Defensive end Marcus Cushnie is the backup to Jermaie Johnson and both will make their Florida State debuts on Sunday night. But Cushnie is something of an unknown, perhaps a player FSU fans will know the least about among the scholarship players. As a prep prospect, his 247Sports profile is limited. Cushnie was listed at 6-2 and 220 pounds coming out of Palm Beach Central but was never given a star-ranking status. He or a coach appeared to create a Hudl page in 2014 but never added highlights. He was in many ways off the radar but landed a scholarship at an FCS school, Alabama A&M.
“If he was lifting weights or conditioning, or running, he was always working for optimal peak, as an individual,” Alabama A&M defensive coordinator Granville Eastman told the Osceola. “That’s his approach – How do I get myself better?”

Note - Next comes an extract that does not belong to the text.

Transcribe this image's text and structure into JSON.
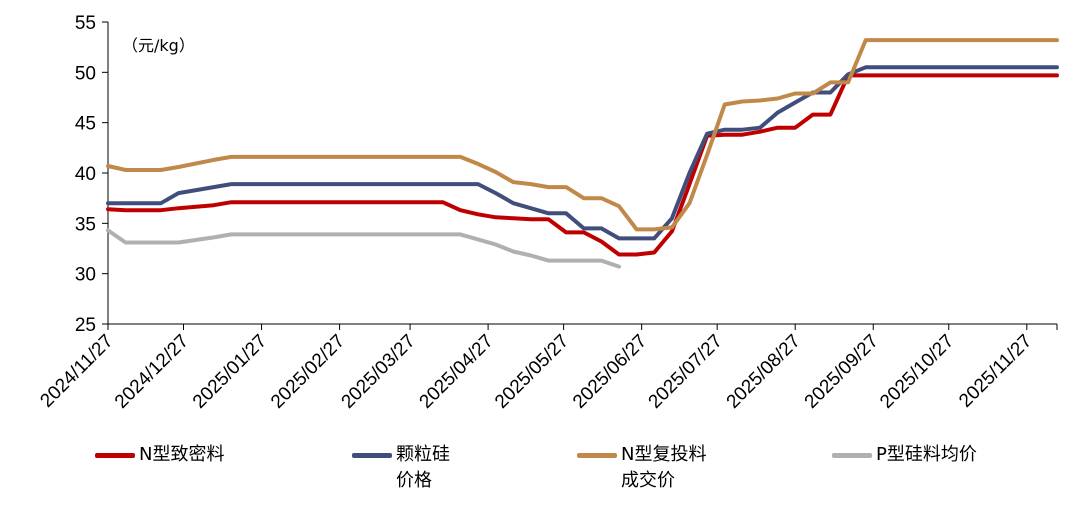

That drive shows Cushnie’s love for football and the work ethic needed to succeed. And when Eastman says “How do I get myself better?” it was clear Cushnie pushed himself in everything he did at Alabama A&M.

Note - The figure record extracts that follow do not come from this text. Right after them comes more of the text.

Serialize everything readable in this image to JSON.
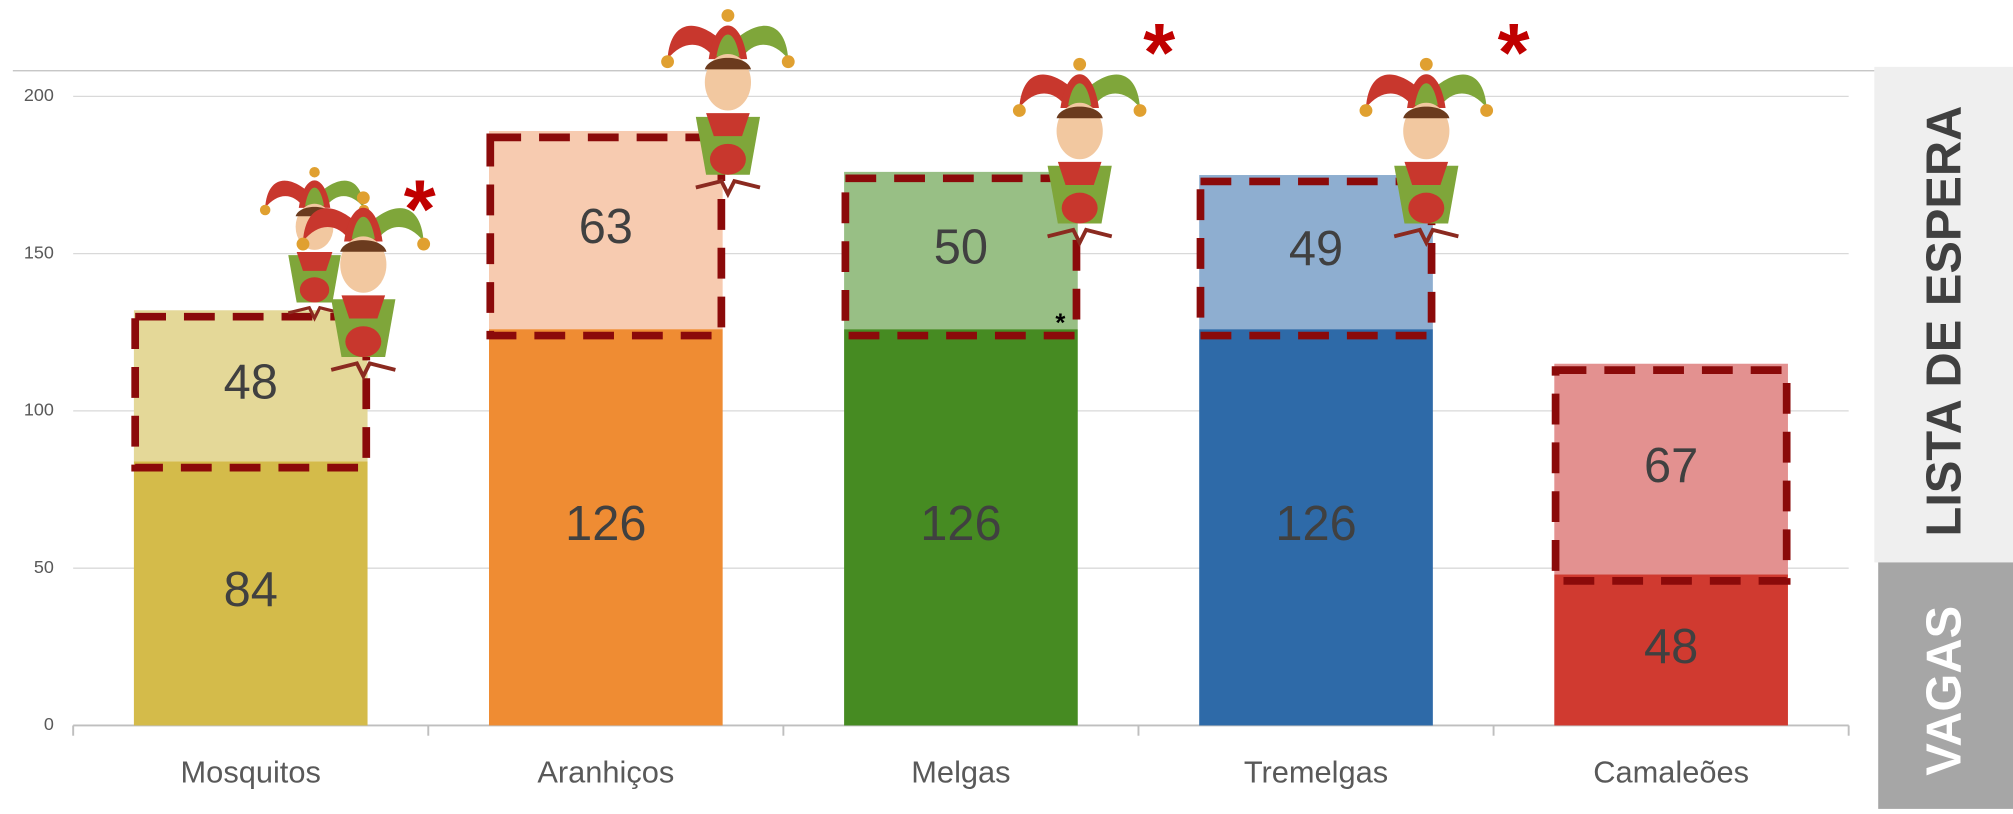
{
  "chart_data": {
    "type": "stacked-bar",
    "categories": [
      "Mosquitos",
      "Aranhiços",
      "Melgas",
      "Tremelgas",
      "Camaleões"
    ],
    "series": [
      {
        "name": "VAGAS",
        "colors": [
          "#d4bb4a",
          "#ef8c33",
          "#468b22",
          "#2e6aa8",
          "#d03a30"
        ],
        "values": [
          84,
          126,
          126,
          126,
          48
        ]
      },
      {
        "name": "LISTA DE ESPERA",
        "colors": [
          "#e4d898",
          "#f7cbb0",
          "#98bf85",
          "#8eaed0",
          "#e39190"
        ],
        "values": [
          48,
          63,
          50,
          49,
          67
        ]
      }
    ],
    "ylim": [
      0,
      200
    ],
    "yticks": [
      0,
      50,
      100,
      150,
      200
    ],
    "grid": true,
    "annotations": [
      "*",
      "*",
      "*",
      "*"
    ]
  }
}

Cushnie was an Academic All-American who already has a bachelor’s degree in criminology. On the field, he was a two-time All-SWAC selection in 2019 as well as the 2021 spring season. He helped Alabama A&M go 5-0 and win the SWAC title this spring, accumulating 14 sacks in those two seasons before entering the transfer portal. Eastman said Alabama A&M often used him as a boundary side edge rusher.

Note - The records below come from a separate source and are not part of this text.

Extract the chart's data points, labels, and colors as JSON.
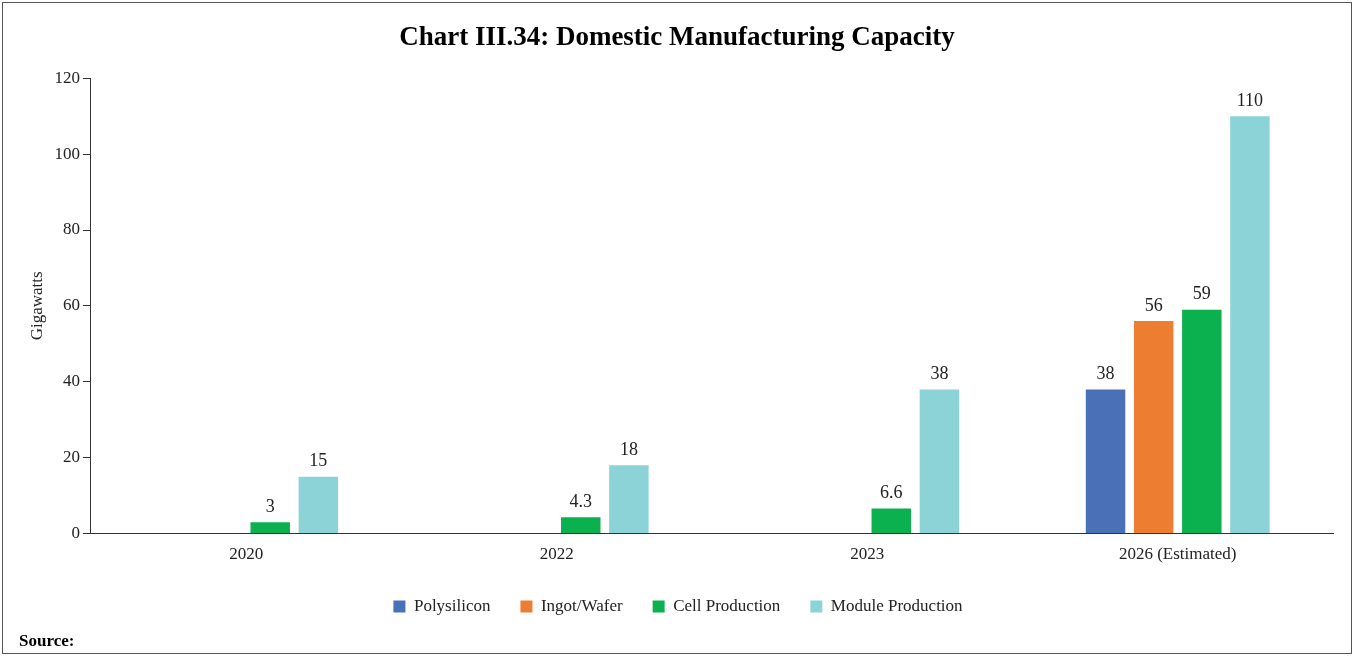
{
  "chart_data": {
    "type": "bar",
    "title": "Chart III.34: Domestic Manufacturing Capacity",
    "ylabel": "Gigawatts",
    "categories": [
      "2020",
      "2022",
      "2023",
      "2026 (Estimated)"
    ],
    "series": [
      {
        "name": "Polysilicon",
        "color": "#4a71b8",
        "values": [
          null,
          null,
          null,
          38
        ]
      },
      {
        "name": "Ingot/Wafer",
        "color": "#ed7d31",
        "values": [
          null,
          null,
          null,
          56
        ]
      },
      {
        "name": "Cell Production",
        "color": "#0bb04f",
        "values": [
          3,
          4.3,
          6.6,
          59
        ]
      },
      {
        "name": "Module Production",
        "color": "#8bd3d6",
        "values": [
          15,
          18,
          38,
          110
        ]
      }
    ],
    "ylim": [
      0,
      120
    ],
    "yticks": [
      0,
      20,
      40,
      60,
      80,
      100,
      120
    ],
    "grid": false,
    "legend": "bottom",
    "data_labels": true,
    "annotations": [
      "Source:"
    ]
  }
}
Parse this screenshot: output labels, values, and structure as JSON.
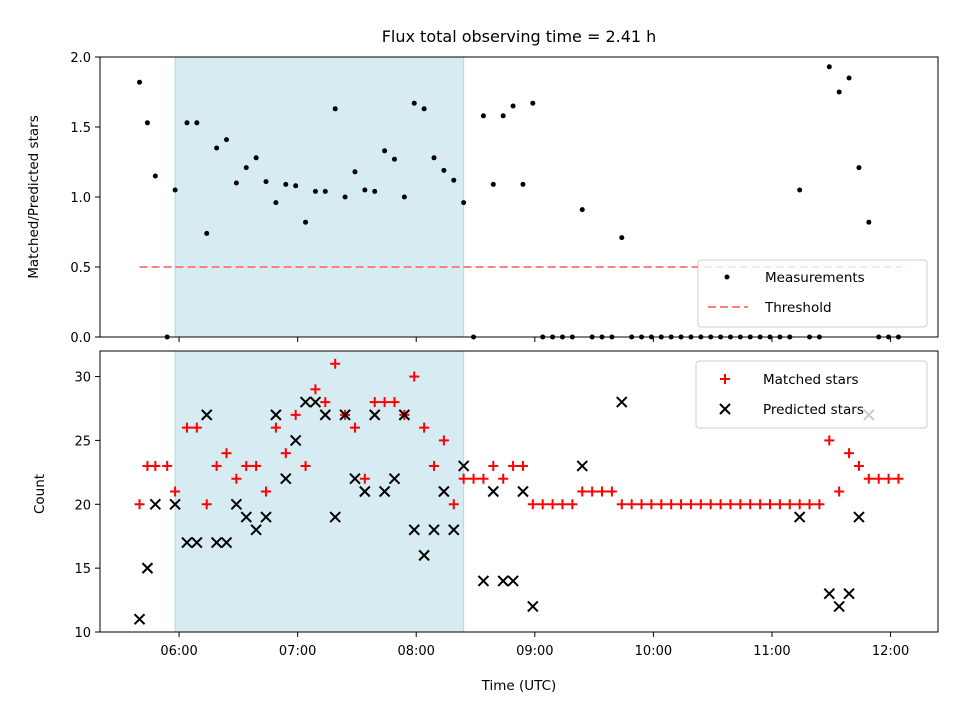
{
  "chart_data": {
    "title": "Flux total observing time = 2.41 h",
    "xlabel": "Time (UTC)",
    "xlim": [
      "05:20",
      "12:24"
    ],
    "x_ticks": [
      "06:00",
      "07:00",
      "08:00",
      "09:00",
      "10:00",
      "11:00",
      "12:00"
    ],
    "shaded_span": {
      "start": "05:58",
      "end": "08:24",
      "color": "#add8e6"
    },
    "panels": [
      {
        "type": "scatter",
        "ylabel": "Matched/Predicted stars",
        "ylim": [
          0,
          2.0
        ],
        "y_ticks": [
          "0.0",
          "0.5",
          "1.0",
          "1.5",
          "2.0"
        ],
        "legend": "bottom-right",
        "threshold": {
          "name": "Threshold",
          "value": 0.5,
          "x_start": "05:40",
          "x_end": "12:06",
          "color": "#ff7f7f"
        },
        "series": [
          {
            "name": "Measurements",
            "color": "#000000",
            "marker": "dot",
            "points": [
              [
                "05:40",
                1.82
              ],
              [
                "05:44",
                1.53
              ],
              [
                "05:48",
                1.15
              ],
              [
                "05:54",
                0.0
              ],
              [
                "05:58",
                1.05
              ],
              [
                "06:04",
                1.53
              ],
              [
                "06:09",
                1.53
              ],
              [
                "06:14",
                0.74
              ],
              [
                "06:19",
                1.35
              ],
              [
                "06:24",
                1.41
              ],
              [
                "06:29",
                1.1
              ],
              [
                "06:34",
                1.21
              ],
              [
                "06:39",
                1.28
              ],
              [
                "06:44",
                1.11
              ],
              [
                "06:49",
                0.96
              ],
              [
                "06:54",
                1.09
              ],
              [
                "06:59",
                1.08
              ],
              [
                "07:04",
                0.82
              ],
              [
                "07:09",
                1.04
              ],
              [
                "07:14",
                1.04
              ],
              [
                "07:19",
                1.63
              ],
              [
                "07:24",
                1.0
              ],
              [
                "07:29",
                1.18
              ],
              [
                "07:34",
                1.05
              ],
              [
                "07:39",
                1.04
              ],
              [
                "07:44",
                1.33
              ],
              [
                "07:49",
                1.27
              ],
              [
                "07:54",
                1.0
              ],
              [
                "07:59",
                1.67
              ],
              [
                "08:04",
                1.63
              ],
              [
                "08:09",
                1.28
              ],
              [
                "08:14",
                1.19
              ],
              [
                "08:19",
                1.12
              ],
              [
                "08:24",
                0.96
              ],
              [
                "08:29",
                0.0
              ],
              [
                "08:34",
                1.58
              ],
              [
                "08:39",
                1.09
              ],
              [
                "08:44",
                1.58
              ],
              [
                "08:49",
                1.65
              ],
              [
                "08:54",
                1.09
              ],
              [
                "08:59",
                1.67
              ],
              [
                "09:04",
                0.0
              ],
              [
                "09:09",
                0.0
              ],
              [
                "09:14",
                0.0
              ],
              [
                "09:19",
                0.0
              ],
              [
                "09:24",
                0.91
              ],
              [
                "09:29",
                0.0
              ],
              [
                "09:34",
                0.0
              ],
              [
                "09:39",
                0.0
              ],
              [
                "09:44",
                0.71
              ],
              [
                "09:49",
                0.0
              ],
              [
                "09:54",
                0.0
              ],
              [
                "09:59",
                0.0
              ],
              [
                "10:04",
                0.0
              ],
              [
                "10:09",
                0.0
              ],
              [
                "10:14",
                0.0
              ],
              [
                "10:19",
                0.0
              ],
              [
                "10:24",
                0.0
              ],
              [
                "10:29",
                0.0
              ],
              [
                "10:34",
                0.0
              ],
              [
                "10:39",
                0.0
              ],
              [
                "10:44",
                0.0
              ],
              [
                "10:49",
                0.0
              ],
              [
                "10:54",
                0.0
              ],
              [
                "10:59",
                0.0
              ],
              [
                "11:04",
                0.0
              ],
              [
                "11:09",
                0.0
              ],
              [
                "11:14",
                1.05
              ],
              [
                "11:19",
                0.0
              ],
              [
                "11:24",
                0.0
              ],
              [
                "11:29",
                1.93
              ],
              [
                "11:34",
                1.75
              ],
              [
                "11:39",
                1.85
              ],
              [
                "11:44",
                1.21
              ],
              [
                "11:49",
                0.82
              ],
              [
                "11:54",
                0.0
              ],
              [
                "11:59",
                0.0
              ],
              [
                "12:04",
                0.0
              ]
            ]
          }
        ]
      },
      {
        "type": "scatter",
        "ylabel": "Count",
        "ylim": [
          10,
          32
        ],
        "y_ticks": [
          "10",
          "15",
          "20",
          "25",
          "30"
        ],
        "legend": "top-right",
        "series": [
          {
            "name": "Matched stars",
            "color": "#ff0000",
            "marker": "plus",
            "points": [
              [
                "05:40",
                20
              ],
              [
                "05:44",
                23
              ],
              [
                "05:48",
                23
              ],
              [
                "05:54",
                23
              ],
              [
                "05:58",
                21
              ],
              [
                "06:04",
                26
              ],
              [
                "06:09",
                26
              ],
              [
                "06:14",
                20
              ],
              [
                "06:19",
                23
              ],
              [
                "06:24",
                24
              ],
              [
                "06:29",
                22
              ],
              [
                "06:34",
                23
              ],
              [
                "06:39",
                23
              ],
              [
                "06:44",
                21
              ],
              [
                "06:49",
                26
              ],
              [
                "06:54",
                24
              ],
              [
                "06:59",
                27
              ],
              [
                "07:04",
                23
              ],
              [
                "07:09",
                29
              ],
              [
                "07:14",
                28
              ],
              [
                "07:19",
                31
              ],
              [
                "07:24",
                27
              ],
              [
                "07:29",
                26
              ],
              [
                "07:34",
                22
              ],
              [
                "07:39",
                28
              ],
              [
                "07:44",
                28
              ],
              [
                "07:49",
                28
              ],
              [
                "07:54",
                27
              ],
              [
                "07:59",
                30
              ],
              [
                "08:04",
                26
              ],
              [
                "08:09",
                23
              ],
              [
                "08:14",
                25
              ],
              [
                "08:19",
                20
              ],
              [
                "08:24",
                22
              ],
              [
                "08:29",
                22
              ],
              [
                "08:34",
                22
              ],
              [
                "08:39",
                23
              ],
              [
                "08:44",
                22
              ],
              [
                "08:49",
                23
              ],
              [
                "08:54",
                23
              ],
              [
                "08:59",
                20
              ],
              [
                "09:04",
                20
              ],
              [
                "09:09",
                20
              ],
              [
                "09:14",
                20
              ],
              [
                "09:19",
                20
              ],
              [
                "09:24",
                21
              ],
              [
                "09:29",
                21
              ],
              [
                "09:34",
                21
              ],
              [
                "09:39",
                21
              ],
              [
                "09:44",
                20
              ],
              [
                "09:49",
                20
              ],
              [
                "09:54",
                20
              ],
              [
                "09:59",
                20
              ],
              [
                "10:04",
                20
              ],
              [
                "10:09",
                20
              ],
              [
                "10:14",
                20
              ],
              [
                "10:19",
                20
              ],
              [
                "10:24",
                20
              ],
              [
                "10:29",
                20
              ],
              [
                "10:34",
                20
              ],
              [
                "10:39",
                20
              ],
              [
                "10:44",
                20
              ],
              [
                "10:49",
                20
              ],
              [
                "10:54",
                20
              ],
              [
                "10:59",
                20
              ],
              [
                "11:04",
                20
              ],
              [
                "11:09",
                20
              ],
              [
                "11:14",
                20
              ],
              [
                "11:19",
                20
              ],
              [
                "11:24",
                20
              ],
              [
                "11:29",
                25
              ],
              [
                "11:34",
                21
              ],
              [
                "11:39",
                24
              ],
              [
                "11:44",
                23
              ],
              [
                "11:49",
                22
              ],
              [
                "11:54",
                22
              ],
              [
                "11:59",
                22
              ],
              [
                "12:04",
                22
              ]
            ]
          },
          {
            "name": "Predicted stars",
            "color": "#000000",
            "marker": "x",
            "points": [
              [
                "05:40",
                11
              ],
              [
                "05:44",
                15
              ],
              [
                "05:48",
                20
              ],
              [
                "05:58",
                20
              ],
              [
                "06:04",
                17
              ],
              [
                "06:09",
                17
              ],
              [
                "06:14",
                27
              ],
              [
                "06:19",
                17
              ],
              [
                "06:24",
                17
              ],
              [
                "06:29",
                20
              ],
              [
                "06:34",
                19
              ],
              [
                "06:39",
                18
              ],
              [
                "06:44",
                19
              ],
              [
                "06:49",
                27
              ],
              [
                "06:54",
                22
              ],
              [
                "06:59",
                25
              ],
              [
                "07:04",
                28
              ],
              [
                "07:09",
                28
              ],
              [
                "07:14",
                27
              ],
              [
                "07:19",
                19
              ],
              [
                "07:24",
                27
              ],
              [
                "07:29",
                22
              ],
              [
                "07:34",
                21
              ],
              [
                "07:39",
                27
              ],
              [
                "07:44",
                21
              ],
              [
                "07:49",
                22
              ],
              [
                "07:54",
                27
              ],
              [
                "07:59",
                18
              ],
              [
                "08:04",
                16
              ],
              [
                "08:09",
                18
              ],
              [
                "08:14",
                21
              ],
              [
                "08:19",
                18
              ],
              [
                "08:24",
                23
              ],
              [
                "08:34",
                14
              ],
              [
                "08:39",
                21
              ],
              [
                "08:44",
                14
              ],
              [
                "08:49",
                14
              ],
              [
                "08:54",
                21
              ],
              [
                "08:59",
                12
              ],
              [
                "09:24",
                23
              ],
              [
                "09:44",
                28
              ],
              [
                "11:14",
                19
              ],
              [
                "11:29",
                13
              ],
              [
                "11:34",
                12
              ],
              [
                "11:39",
                13
              ],
              [
                "11:44",
                19
              ],
              [
                "11:49",
                27
              ]
            ]
          }
        ]
      }
    ]
  }
}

“He’s blessed with some athletic abilities, some physical abilities, at least on this level, that was fairly obvious,” Eastman said. “He never took that for granted. He’s a worker. He’s prepared. He studies film. He’s very inquisitive.”
Cushnie was also very inquisitive about another challenge, bringing his game to a P5 school. At first he committed to Purdue before switching to FSU, a chance to show off his skill set as a pass rusher and a tough offer to pass up for a South Florida native.
It was clear Cushnie had taken one step in his college career, earning a degree and showcasing what he could do on the FCS level. What he had put on tape at Alabama A&M was more than enough for schools like Purdue and FSU to show interest. And he brings added value as an end who is a redshirt junior, offering the potential to be a two-year player at FSU. Cushnie has practiced at both defensive end spots for FSU in the preseason but would likely line up on the field (wide) side.
There will be that question, until we see it on the field at FSU, if he can make the leap beyond FCS and even Group of 5 to Power 5. FSU coaches seem to have realistic goals for Cushnie, knowing he won’t play a starter’s snaps but will be asked to use his speed and allow him to maximize his opportunities as a pass rusher.
“The thing that that he absolutely brings to the table is a good edge rush presence and speed,” defensive ends coach John Papuchis said after FSU’s second scrimmage a few weeks back. “You saw both of those things flash tonight and he was able to make some plays. … We’ve got to get him caught up to speed and that’s what we do on a daily basis. I think he’s another guy that will be able to make an impact for us this fall.”
Eastman admits he does have mixed feelings about seeing Cushnie move on to FSU. He’d love to have him and wanted Cushnie to stay at Alabama A&M. But he also understands the pull of playing closer to home for FSU and, long term, perhaps the desire to showcase what he can do for NFL scouts.
“It is a little bittersweet,” Eastman said. “I tried to convince him in any way we could to come back another year. But I wish that young man nothing but the best. We preach it to all. Do the very best you can on off the field, you’re here to get a degree and play football, win a (conference) championship. And it has set him up to be able to move on now and play and demonstrate his skills on a higher level. We wish him nothing but the best and are pulling for him.”